A preview performance of our stories at Red Books went well. Performing is always healing, as is the coherence of a story formed and perfected. For a moment the dross falls away and clarity is achieved. The contradictions and ironies become the sinews of reality. For a moment.

Only one mask wearer, who in a situation of presence was absent. And that is one function of the mask, to protect oneself against the presence of the other and to protect the other against one’s own presence, to become effectively, as absent as possible. That is the rationality for the burqa, to protect the woman against serial male desire and to protect the woman from reciprocating. Presence and desire are then privatised to the patriarch’s bedroom.

A contrary function of the mask is to allow freedom of the libido, as in the carnival. For the Zapatista the mask protects the ‘we’ from the state gaze. And one of the ironies of any mandatory mask wearing will be to sabotage CCTV and facial recognition systems.

Meanwhile, the Greenland ice cap has melted. The canary is dead with barely a mention in the media.

Back to the despair of trying to forge different relationships in the real world. There’s a bulk food store for sale in Greymouth, the perfect venture for Te Puawai Co-op to facilitate an Invercargill style venture (www.thepantry.co.nz) where such a facility is run by a collective which involves people with a disability. Despite Provincial Growth Funds, mayoral job funds, Development West Coast, employment schemes, wage subsidies, various NGOs advocating for the disabled, there is no effective interest. If we did get something off the ground a saboteur would appear, a system centred buyer. For the sake of some minimal capital nothing transformative will happen outside the sphere of art.

The Greenland ice cap has melted. The canary is dead.

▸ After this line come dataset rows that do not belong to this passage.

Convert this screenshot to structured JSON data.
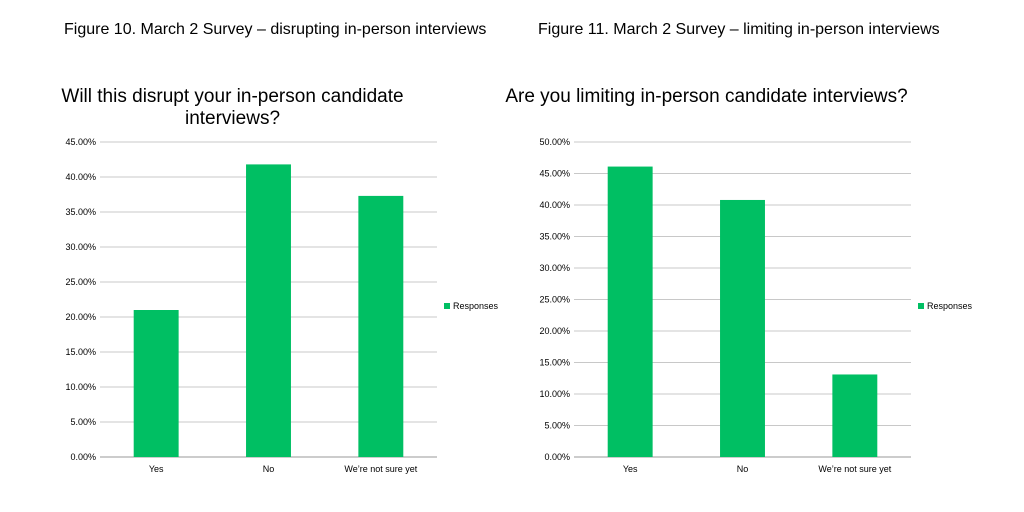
{
  "figures": [
    {
      "caption": "Figure 10. March 2 Survey – disrupting in-person interviews"
    },
    {
      "caption": "Figure 11. March 2 Survey – limiting in-person interviews"
    }
  ],
  "chart_data": [
    {
      "type": "bar",
      "title": "Will this disrupt your in-person candidate interviews?",
      "categories": [
        "Yes",
        "No",
        "We’re not sure yet"
      ],
      "series": [
        {
          "name": "Responses",
          "values": [
            21.0,
            41.8,
            37.3
          ]
        }
      ],
      "ylim": [
        0,
        45
      ],
      "yticks": [
        "0.00%",
        "5.00%",
        "10.00%",
        "15.00%",
        "20.00%",
        "25.00%",
        "30.00%",
        "35.00%",
        "40.00%",
        "45.00%"
      ],
      "xlabel": "",
      "ylabel": "",
      "grid": true,
      "legend": "right",
      "color": "#00BF63"
    },
    {
      "type": "bar",
      "title": "Are you limiting in-person candidate interviews?",
      "categories": [
        "Yes",
        "No",
        "We’re not sure yet"
      ],
      "series": [
        {
          "name": "Responses",
          "values": [
            46.1,
            40.8,
            13.1
          ]
        }
      ],
      "ylim": [
        0,
        50
      ],
      "yticks": [
        "0.00%",
        "5.00%",
        "10.00%",
        "15.00%",
        "20.00%",
        "25.00%",
        "30.00%",
        "35.00%",
        "40.00%",
        "45.00%",
        "50.00%"
      ],
      "xlabel": "",
      "ylabel": "",
      "grid": true,
      "legend": "right",
      "color": "#00BF63"
    }
  ]
}
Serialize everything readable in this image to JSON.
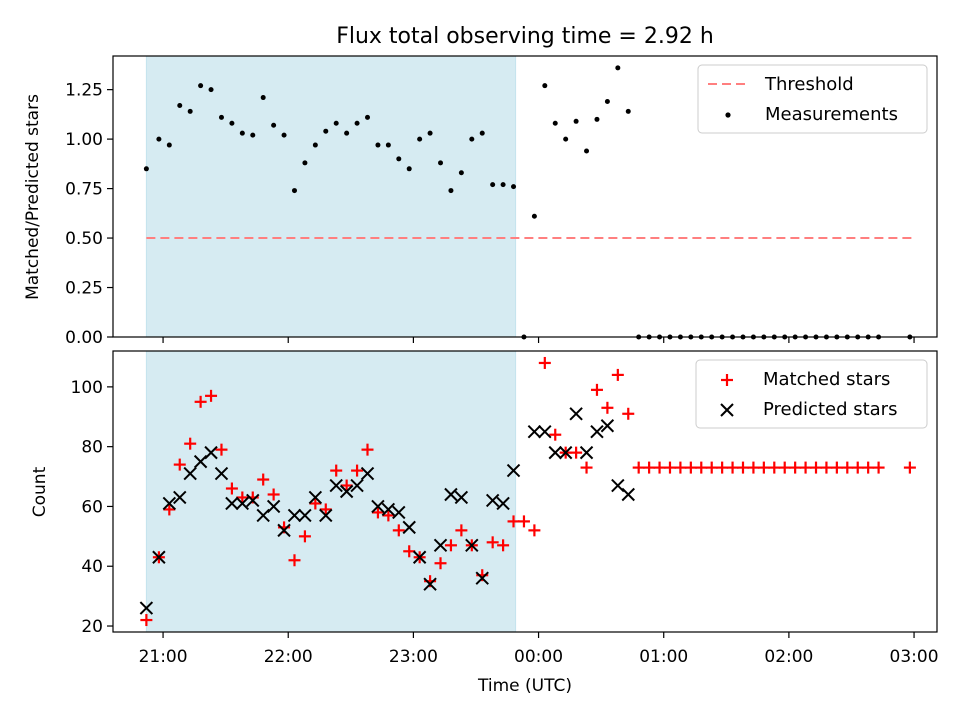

A sign outside a café: Now that you have learned to wash your hands children, we will learn to put our chairs under our desks neatly.  Jacinda has become over exposed. There’s a visceral rebellion welling up which could seriously fragment the political landscape.

A commentator has described the current world as no longer capitalist, but neo feudal, with kings and queens, an aristocracy, a gentry, guilds of skilled workers, and at the bottom serfs no longer tied to land but tied to pracarity: a cheap rental if you’re lucky, or a cheap car, a shopping trolley, a sleeping bag, a cell phone if you’re unlucky… Within this the search for transformative relationship is hugely difficult: how to create the autonomous zone, the commune, how to link up effectively while respecting diversity? There are promising signs that the new age impulse is becoming politicised, past the privilege of food choice, life style block and mouse-click environmentalism, leading to the seeking of relations of solidarity not within or against but outside the feudal system.

Signs and signals.

I suddenly remember our production of Oedipus in the late seventies, couched as an environmental statement, something which I didn’t quite understand at the time; but now it’s obvious: the cursed baby (Western civilisation) saved by a shepherd’s sympathy (think Christ), grows up amongst strangers, loses his temper and kills a man at the crossroads (colonisation), solves the riddle (science), marries his mother in order to become king (the industrial revolution), the plague descends and in trying to find a solution he discovers his own culpability; the solution is to blind himself and go into the wilderness.

The Greenland ice cap has melted. The canary is dead.